Introduction

XML Worker is an add-on for iText®. It allows developers to convert XML files to PDF documents in a programmer-friendly way. As a proof of concept, we're shipping XML Worker with simple XHTML to PDF functionality, taking into account the styles stored in a CCS2 file. This functionality has been tested on straightforward HTML created with WYSIWYG editors such a TinyMCE and CKEditor.

Simple XHTML/CSS2 to PDF conversion was one of the "most wanted" features that emerged from a user survey, but there's more: with XML Worker, it's possible to parse all kinds of XML, provided you write a specific implementation for that type of XML.

top

Default configuration for HTML

XML Worker uses HTML TagProcessors in the HtmlPipeline to convert HTML to PDF. The default configuration uses the following settings:

Let's take a look at a first example.

top

Example using the default setup

Parsing HTML using the default setup is as easy as creating a PDF in five steps:

  1. Create a Document object
  2. Get a PdfWriter instance.
  3. Open the Document
  4. Invoke XMLWorkerHelper.getInstance().parseXHtml()
  5. Close the Document

Let's take a look at a code snippet that converts the loremipsum.html file to PDF. In this snippet we use the XMLWorkerHelper class and its parseXHtml() method to do all the work:


    Document document = new Document();

    PdfWriter writer = PdfWriter.getInstance(document,

        new FileOutputStream("results/loremipsum.pdf"));

    document.open();

    XMLWorkerHelper.getInstance().parseXHtml(writer, document,

        new FileInputStream("/html/loremipsum.html"));

    document.close();

see HTMLParsingDefault and the resulting PDF loremipsum.pdf

top

Parsing HTML into a list of Element objects

When iText parses an XML file, it interprets the different tags and, whenever possible, iText will create a corresponding Element object.
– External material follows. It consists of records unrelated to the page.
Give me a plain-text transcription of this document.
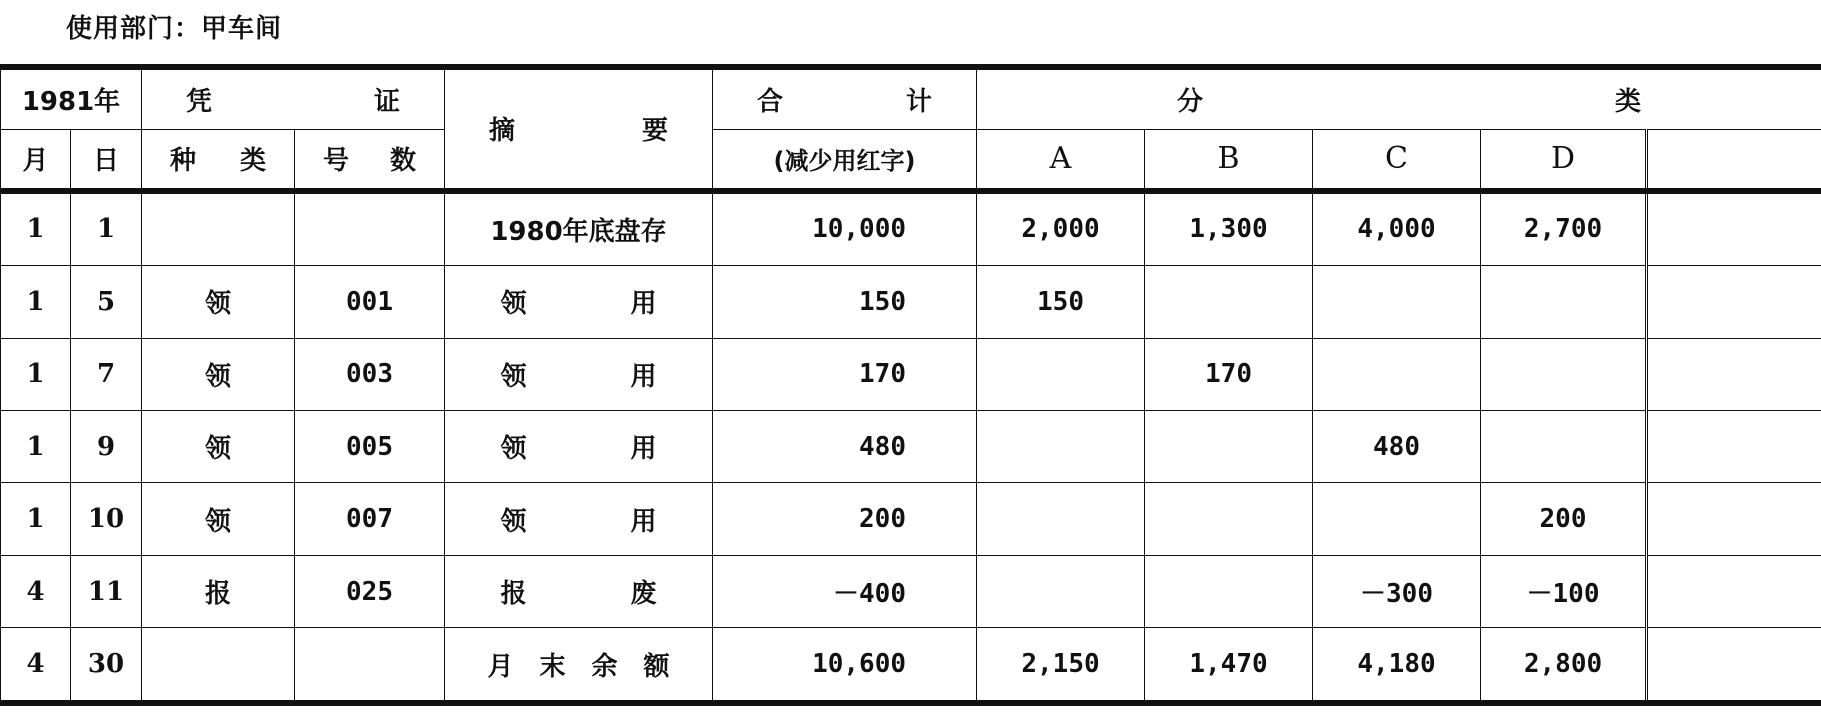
使用部门：甲车间
1981年		凭 证		摘 要	合 计	分 类				

月	日	种 类	号 数		(减少用红字)	A	B	C	D	
1	1			1980年底盘存	10,000	2,000	1,300	4,000	2,700	
1	5	领	001	领　　　　用	150	150				
1	7	领	003	领　　　　用	170		170			
1	9	领	005	领　　　　用	480			480		
1	10	领	007	领　　　　用	200				200	
4	11	报	025	报　　　　废	－400			－300	－100	
4	30			月　末　余　额	10,600	2,150	1,470	4,180	2,800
Suppose you're not interested in creating PDF, but you just want parse the HTML into a list of iText Element objects.


XMLWorkerHelper.getInstance().parseXHtml(new ElementHandler() {

    public void add(final Writable w) {

        if (w instanceof WritableElement) {

            List<Element> elements = ((WritableElement)w).elements();

            // write class names of elements to file

        }

    }

}, new FileInputStream("/html/walden.html"));

see HTMLParsingToList

The first object is a Title header. It will result in a bookmark. The first real Element is a Chunk. This is the chunk of text between the <pre> tags in the HTML file:

<pre>


The Project Gutenberg EBook of Walden, and On The Duty Of Civil

Disobedience, by Henry David Thoreau


This eBook is for the use of anyone anywhere at no cost and with

almost no restrictions whatsoever. ...

<pre>


This snippet is converted to a Chunk, and a Chunk is an Element that doesn't have a leading of its own, hence the gibberish: all the lines between the <pre> tags are written on top of each other, until the first <p> tag is encountered, resulting in a Paragraph object.

top

Fixing the leading problem

When no content has been added to a Document, the initial leading is 0. As soon as a Paragraph is added to the Document, the default leading changes into the leading of that Paragraph. In our first example, we started by adding a Chunk object, and all of its content was written on the first line because the initial leading is 0. We can avoid this problem by setting an initial leading. In the next example, we set the initial leading to 12.5 point.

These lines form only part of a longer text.